Malgré les soupçons pesant sur lui au niveau national, M. Laporte a revendiqué son rôle de « dépositaire » dans le dossier 2023. Et le premier représentant, à en juger par le clip de campagne folko-promotionnel qui lui donnait le premier rôle, au milieu d’un échassier, d’un garçon de café ou d’une danseuse du Moulin-Rouge. « Ce n’est pas la Coupe du monde de Bernard Laporte ou de Claude Atcher [directeur de la candidature] », a pourtant assuré le dirigeant, qui comptait également à Londres sur deux anciens joueurs du XV de France comme ambassadeurs : Sébastien Chabal et Frédéric Michalak, deux hommes qu’il entraînait en équipe de France lors de la Coupe du monde 2007, déjà organisée à domicile.

« On ne peut pas parler d’autre chose aujourd’hui ? », a demandé Serge Simon, avec le sourire, à l’évocation du rapport ministériel.
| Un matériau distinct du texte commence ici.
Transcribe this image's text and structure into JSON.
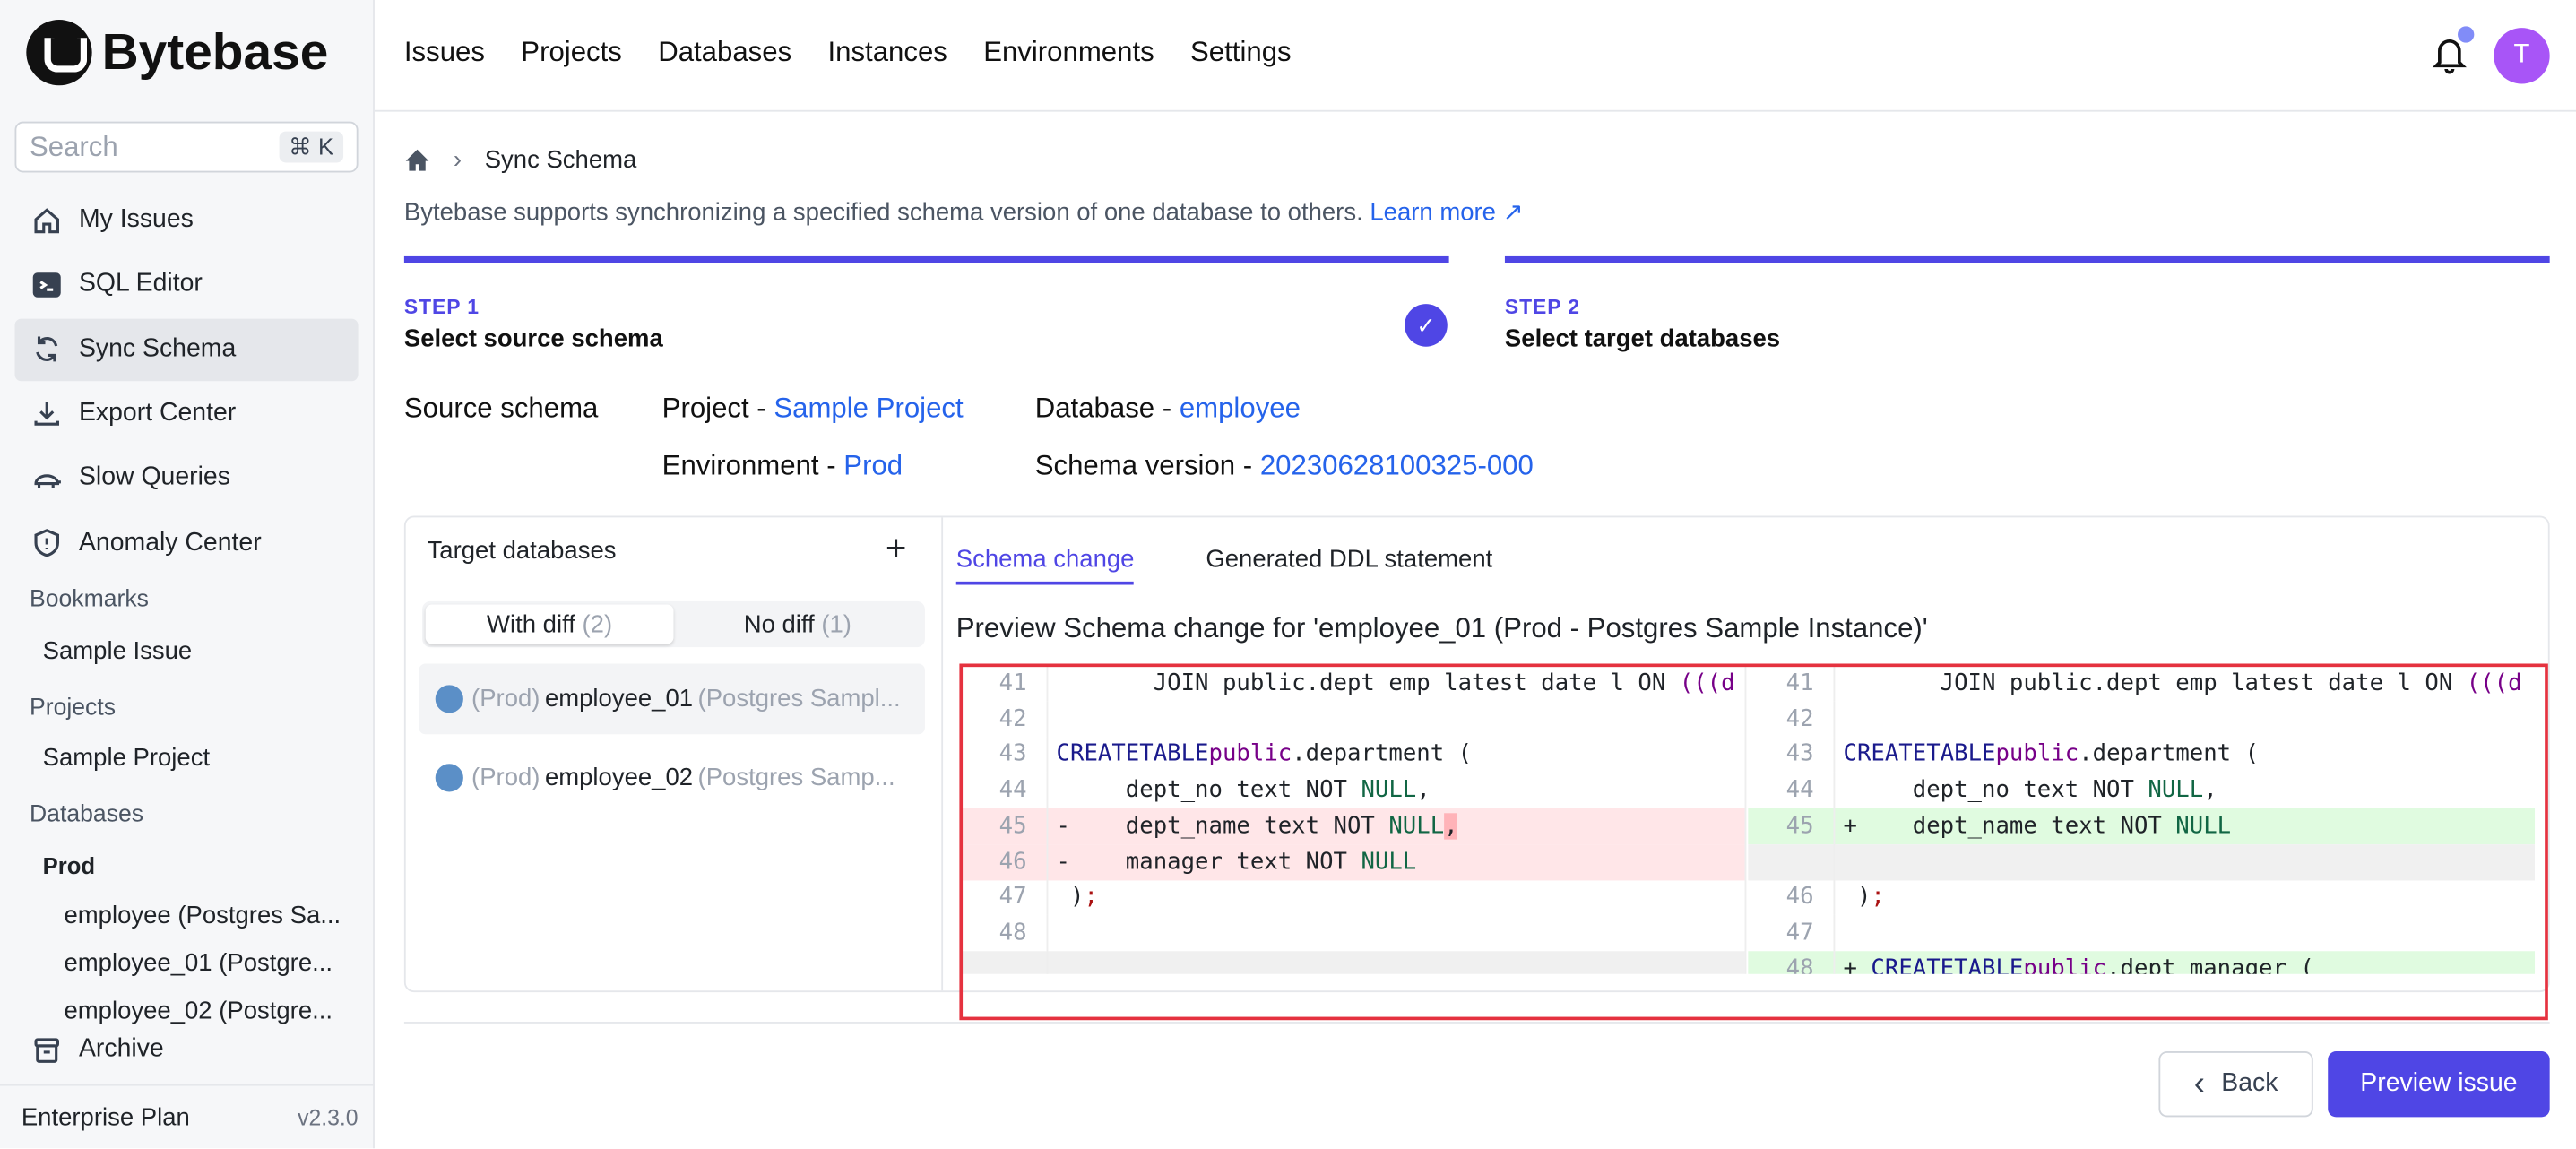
{
  "app": {
    "brand": "Bytebase",
    "search_placeholder": "Search",
    "search_shortcut": "⌘ K",
    "plan": "Enterprise Plan",
    "version": "v2.3.0",
    "avatar_initial": "T"
  },
  "sidebar": {
    "items": [
      {
        "label": "My Issues",
        "icon": "home-icon"
      },
      {
        "label": "SQL Editor",
        "icon": "terminal-icon"
      },
      {
        "label": "Sync Schema",
        "icon": "sync-icon",
        "active": true
      },
      {
        "label": "Export Center",
        "icon": "download-icon"
      },
      {
        "label": "Slow Queries",
        "icon": "turtle-icon"
      },
      {
        "label": "Anomaly Center",
        "icon": "shield-icon"
      }
    ],
    "bookmarks_title": "Bookmarks",
    "bookmarks": [
      "Sample Issue"
    ],
    "projects_title": "Projects",
    "projects": [
      "Sample Project"
    ],
    "databases_title": "Databases",
    "env": "Prod",
    "databases": [
      "employee (Postgres Sa...",
      "employee_01 (Postgre...",
      "employee_02 (Postgre..."
    ],
    "archive": "Archive"
  },
  "topnav": [
    "Issues",
    "Projects",
    "Databases",
    "Instances",
    "Environments",
    "Settings"
  ],
  "breadcrumb": {
    "current": "Sync Schema"
  },
  "description": "Bytebase supports synchronizing a specified schema version of one database to others.",
  "learn_more": "Learn more",
  "steps": [
    {
      "no": "STEP 1",
      "title": "Select source schema"
    },
    {
      "no": "STEP 2",
      "title": "Select target databases"
    }
  ],
  "source": {
    "label": "Source schema",
    "project_label": "Project - ",
    "project": "Sample Project",
    "database_label": "Database - ",
    "database": "employee",
    "env_label": "Environment - ",
    "env": "Prod",
    "version_label": "Schema version - ",
    "version": "20230628100325-000"
  },
  "targets": {
    "title": "Target databases",
    "with_diff": "With diff",
    "with_diff_count": "(2)",
    "no_diff": "No diff",
    "no_diff_count": "(1)",
    "items": [
      {
        "env": "(Prod)",
        "name": "employee_01",
        "instance": "(Postgres Sampl..."
      },
      {
        "env": "(Prod)",
        "name": "employee_02",
        "instance": "(Postgres Samp..."
      }
    ]
  },
  "tabs": [
    "Schema change",
    "Generated DDL statement"
  ],
  "preview_title": "Preview Schema change for 'employee_01 (Prod - Postgres Sample Instance)'",
  "buttons": {
    "back": "Back",
    "preview": "Preview issue"
  },
  "colors": {
    "accent": "#4f46e5",
    "link": "#2563eb",
    "highlight_box": "#e5323f",
    "deleted": "#ffe6e8",
    "inserted": "#e0fbe0"
  }
}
Le vice-président de la FFR, proche de M. Laporte, préfère retenir l’« énorme chantier réussi » que représente la victoire de « France 2023 ». « On fait notre boulot et on bosse bien. »
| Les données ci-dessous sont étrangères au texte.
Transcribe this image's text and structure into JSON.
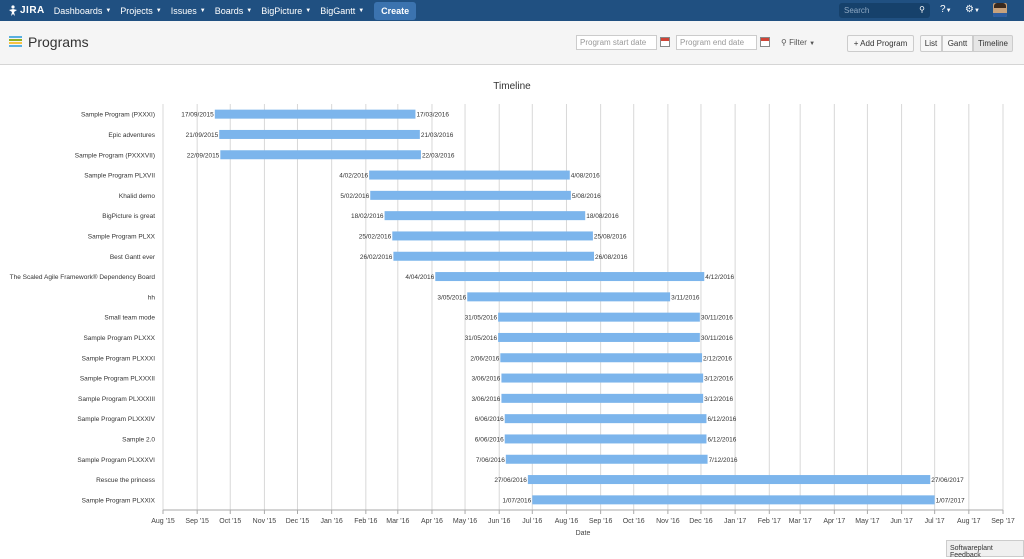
{
  "nav": {
    "logo": "JIRA",
    "items": [
      "Dashboards",
      "Projects",
      "Issues",
      "Boards",
      "BigPicture",
      "BigGantt"
    ],
    "create": "Create",
    "search_placeholder": "Search"
  },
  "page": {
    "title": "Programs",
    "start_placeholder": "Program start date",
    "end_placeholder": "Program end date",
    "filter": "Filter",
    "add_program": "+ Add Program",
    "views": [
      "List",
      "Gantt",
      "Timeline"
    ],
    "active_view": "Timeline"
  },
  "chart_data": {
    "type": "bar",
    "orientation": "horizontal-gantt",
    "title": "Timeline",
    "xlabel": "Date",
    "x_range": [
      "2015-08-01",
      "2017-09-01"
    ],
    "x_ticks": [
      "Aug '15",
      "Sep '15",
      "Oct '15",
      "Nov '15",
      "Dec '15",
      "Jan '16",
      "Feb '16",
      "Mar '16",
      "Apr '16",
      "May '16",
      "Jun '16",
      "Jul '16",
      "Aug '16",
      "Sep '16",
      "Oct '16",
      "Nov '16",
      "Dec '16",
      "Jan '17",
      "Feb '17",
      "Mar '17",
      "Apr '17",
      "May '17",
      "Jun '17",
      "Jul '17",
      "Aug '17",
      "Sep '17"
    ],
    "bar_color": "#7cb5ec",
    "tasks": [
      {
        "name": "Sample Program (PXXXI)",
        "start": "17/09/2015",
        "end": "17/03/2016"
      },
      {
        "name": "Epic adventures",
        "start": "21/09/2015",
        "end": "21/03/2016"
      },
      {
        "name": "Sample Program (PXXXVII)",
        "start": "22/09/2015",
        "end": "22/03/2016"
      },
      {
        "name": "Sample Program PLXVII",
        "start": "4/02/2016",
        "end": "4/08/2016"
      },
      {
        "name": "Khalid demo",
        "start": "5/02/2016",
        "end": "5/08/2016"
      },
      {
        "name": "BigPicture is great",
        "start": "18/02/2016",
        "end": "18/08/2016"
      },
      {
        "name": "Sample Program PLXX",
        "start": "25/02/2016",
        "end": "25/08/2016"
      },
      {
        "name": "Best Gantt ever",
        "start": "26/02/2016",
        "end": "26/08/2016"
      },
      {
        "name": "The Scaled Agile Framework® Dependency Board",
        "start": "4/04/2016",
        "end": "4/12/2016"
      },
      {
        "name": "hh",
        "start": "3/05/2016",
        "end": "3/11/2016"
      },
      {
        "name": "Small team mode",
        "start": "31/05/2016",
        "end": "30/11/2016"
      },
      {
        "name": "Sample Program PLXXX",
        "start": "31/05/2016",
        "end": "30/11/2016"
      },
      {
        "name": "Sample Program PLXXXI",
        "start": "2/06/2016",
        "end": "2/12/2016"
      },
      {
        "name": "Sample Program PLXXXII",
        "start": "3/06/2016",
        "end": "3/12/2016"
      },
      {
        "name": "Sample Program PLXXXIII",
        "start": "3/06/2016",
        "end": "3/12/2016"
      },
      {
        "name": "Sample Program PLXXXIV",
        "start": "6/06/2016",
        "end": "6/12/2016"
      },
      {
        "name": "Sample 2.0",
        "start": "6/06/2016",
        "end": "6/12/2016"
      },
      {
        "name": "Sample Program PLXXXVI",
        "start": "7/06/2016",
        "end": "7/12/2016"
      },
      {
        "name": "Rescue the princess",
        "start": "27/06/2016",
        "end": "27/06/2017"
      },
      {
        "name": "Sample Program PLXXIX",
        "start": "1/07/2016",
        "end": "1/07/2017"
      }
    ]
  },
  "feedback": "Softwareplant Feedback"
}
Le 23 septembre, Bernard Laporte s’en prenait à « une certaine élite journalistique parisienne » faite, selon lui, d’individus « qui s’improvisent procureur général sur la place publique ». A l’occasion d’une assemblée générale de la FFR, à Avignon, le président allait jusqu’à considérer que le contexte national pouvait mettre « en péril » la candidature française pour le Mondial 2023.

Le dossier brûlant du XV de France

L’ouverture d’une inspection ministérielle n’a intéressé qu’« un microcosme politico-médiatique en France », estime aujourd’hui la communicante Anne Hommel, elle aussi présente à Londres. La responsable de l’agence Majorelle collabore avec la FFR depuis le printemps pour les besoins de la candidature française, qui n’a pas eu, selon elle, à souffrir du contexte national. « Sans parler de victimisation, parce que ce n’est pas à moi d’en juger, il y a eu une sorte de pression et d’acharnement très très forte de la part de quelques titres », ajoute Anne Hommel. Bernard Laporte a réclamé dans L’Equipe un droit de réponse, à la suite d’une succession d’articles sur l’affaire, et annoncé son intention de porter plainte.

Si Bernard Laporte sort renforcé de ce succès, un autre homme du rugby français se voit, lui, mis sous pression. En juin, le président avait réclamé à Guy Novès, sélectionneur du XV de France, au moins trois victoires sur quatre cet automne : après deux défaites face à la Nouvelle-Zélande, le XV de France pourra au mieux en obtenir deux, contre l’Afrique du Sud le 18 novembre puis le Japon, une semaine plus tard. Le bilan de Guy Novès est de cinq victoires et dix défaites depuis son intronisation en 2016, avant l’élection de Bernard Laporte.

Les deux hommes ne cachent pas des relations distantes et le renforcement de la position de M. Laporte, s’il se confirmait après la publication de l’enquête ministérielle, mettrait le président de la Fédération en situation d’intervenir sur le dossier brûlant de la situation du XV de France.